Before even starting the exercise I wanted to check which mode in my camera is Aperture priority mode, so I did a quick search and found this great video 'manual' for my current camera (Canon M5)
The aperture priority mode is AV.
I also did a great course in Skillshare Fundamentals of DSLR Photography by Justin Bridges
Even though my camera is mirrorless, this course covers all the technical skills I needed to learn as a base. Until now I photographed quite intuitively, so it was good to learn the fundamentals of photography - Shutter speed, Aperture and ISO in depth.
I started by doing my research about the movies and artwork mentioned, so I am more prepared to do this exercise.
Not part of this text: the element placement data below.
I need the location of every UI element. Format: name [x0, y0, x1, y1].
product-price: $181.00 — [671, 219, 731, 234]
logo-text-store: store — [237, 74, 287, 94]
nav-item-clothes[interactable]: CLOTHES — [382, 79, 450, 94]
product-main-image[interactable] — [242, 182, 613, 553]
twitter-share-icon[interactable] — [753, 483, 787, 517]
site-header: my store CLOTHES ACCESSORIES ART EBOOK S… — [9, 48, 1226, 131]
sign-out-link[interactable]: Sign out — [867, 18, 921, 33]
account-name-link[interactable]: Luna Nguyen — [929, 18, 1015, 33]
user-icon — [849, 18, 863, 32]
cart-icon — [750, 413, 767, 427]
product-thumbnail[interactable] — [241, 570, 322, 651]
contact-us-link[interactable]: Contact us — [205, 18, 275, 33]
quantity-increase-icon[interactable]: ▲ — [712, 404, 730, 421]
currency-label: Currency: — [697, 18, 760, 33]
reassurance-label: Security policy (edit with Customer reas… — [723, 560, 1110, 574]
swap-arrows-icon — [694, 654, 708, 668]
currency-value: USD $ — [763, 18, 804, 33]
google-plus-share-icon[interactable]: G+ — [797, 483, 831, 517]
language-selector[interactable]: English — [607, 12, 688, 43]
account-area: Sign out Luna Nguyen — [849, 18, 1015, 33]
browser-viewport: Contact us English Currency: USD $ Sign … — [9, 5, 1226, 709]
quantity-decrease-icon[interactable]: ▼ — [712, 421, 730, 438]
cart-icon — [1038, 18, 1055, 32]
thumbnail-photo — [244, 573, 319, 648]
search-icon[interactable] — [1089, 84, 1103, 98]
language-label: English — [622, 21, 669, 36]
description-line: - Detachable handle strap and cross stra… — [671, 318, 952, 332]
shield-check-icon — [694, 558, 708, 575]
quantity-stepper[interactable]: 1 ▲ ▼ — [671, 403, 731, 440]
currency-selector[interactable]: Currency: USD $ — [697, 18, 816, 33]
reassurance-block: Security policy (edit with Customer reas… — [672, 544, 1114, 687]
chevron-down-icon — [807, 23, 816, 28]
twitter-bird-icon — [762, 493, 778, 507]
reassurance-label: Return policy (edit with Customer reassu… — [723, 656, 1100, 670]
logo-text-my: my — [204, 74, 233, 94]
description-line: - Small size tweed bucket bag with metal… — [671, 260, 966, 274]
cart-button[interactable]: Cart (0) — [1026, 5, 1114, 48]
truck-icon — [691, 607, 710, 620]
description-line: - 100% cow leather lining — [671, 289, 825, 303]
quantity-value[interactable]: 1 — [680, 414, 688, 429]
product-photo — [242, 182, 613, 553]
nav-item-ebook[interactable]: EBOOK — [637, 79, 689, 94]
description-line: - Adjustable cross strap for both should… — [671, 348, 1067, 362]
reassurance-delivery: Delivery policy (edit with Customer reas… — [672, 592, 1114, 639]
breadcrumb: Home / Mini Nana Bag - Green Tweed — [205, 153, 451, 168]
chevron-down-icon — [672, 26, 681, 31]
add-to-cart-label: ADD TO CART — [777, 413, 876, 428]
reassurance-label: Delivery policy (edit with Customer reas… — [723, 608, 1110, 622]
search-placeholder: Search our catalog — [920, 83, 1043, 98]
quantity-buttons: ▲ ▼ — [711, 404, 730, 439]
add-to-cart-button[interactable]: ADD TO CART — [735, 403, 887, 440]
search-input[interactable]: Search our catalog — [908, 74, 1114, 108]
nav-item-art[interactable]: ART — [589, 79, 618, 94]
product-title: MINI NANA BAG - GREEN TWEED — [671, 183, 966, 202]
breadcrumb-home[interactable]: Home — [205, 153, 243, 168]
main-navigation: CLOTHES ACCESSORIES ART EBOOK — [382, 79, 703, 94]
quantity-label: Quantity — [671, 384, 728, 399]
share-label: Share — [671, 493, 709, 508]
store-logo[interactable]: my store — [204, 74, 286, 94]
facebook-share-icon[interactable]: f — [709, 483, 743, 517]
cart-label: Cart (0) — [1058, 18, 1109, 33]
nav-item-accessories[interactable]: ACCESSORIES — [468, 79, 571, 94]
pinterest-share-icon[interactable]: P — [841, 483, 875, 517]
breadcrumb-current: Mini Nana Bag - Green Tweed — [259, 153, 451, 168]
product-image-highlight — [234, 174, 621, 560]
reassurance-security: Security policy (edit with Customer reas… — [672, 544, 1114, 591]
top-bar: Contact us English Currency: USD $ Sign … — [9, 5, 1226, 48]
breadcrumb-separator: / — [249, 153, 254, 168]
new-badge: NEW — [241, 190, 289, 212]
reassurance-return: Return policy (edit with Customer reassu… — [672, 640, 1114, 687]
I haven't watched either of the movies so I needed to read and watch futher in order to understand what these forms of zooms are.
As I found this video from the Blade Runner, showing the Epser machine, I could understand better what the description was talking about.
I thought it was very cool to see that in 1982 Dir. Ridley Scott had the imagination to come up with such a machine, which later on - nowadays, is used by google earth for instance.
I also searched the movie Blow Up to understand how the photographer there was using these ideas of blowing up images to find out evidences.
I found this article which also have a video from the movie, so I managed to understand better again what the brief was talking about.
I really like investigating things as well as investigating movies, so I really liked these two examples.
I also was trying to research google arts and culture, and found Holbein’s ‘The Ambassadors’, but for some reason I couldn't zoom into it, but I understood the point.
I wanted to bring in these ideas into my final shot, so I wanted to do this research first.
I decided to go to the forest near my house as there are beautiful paths which can create very nice depth of field.
My lens is 15-45 and has few segments for focus:
15, 18, 24, 28, 25, 45
I decided to take a photo on each segment.
Placed my camera on a tripod and took photos according to the segment, on some I had to adjust focus.
I wanted to hide an element in the field so only when blowing up the image people can find a pair of sunglasses. Inspired by the examples.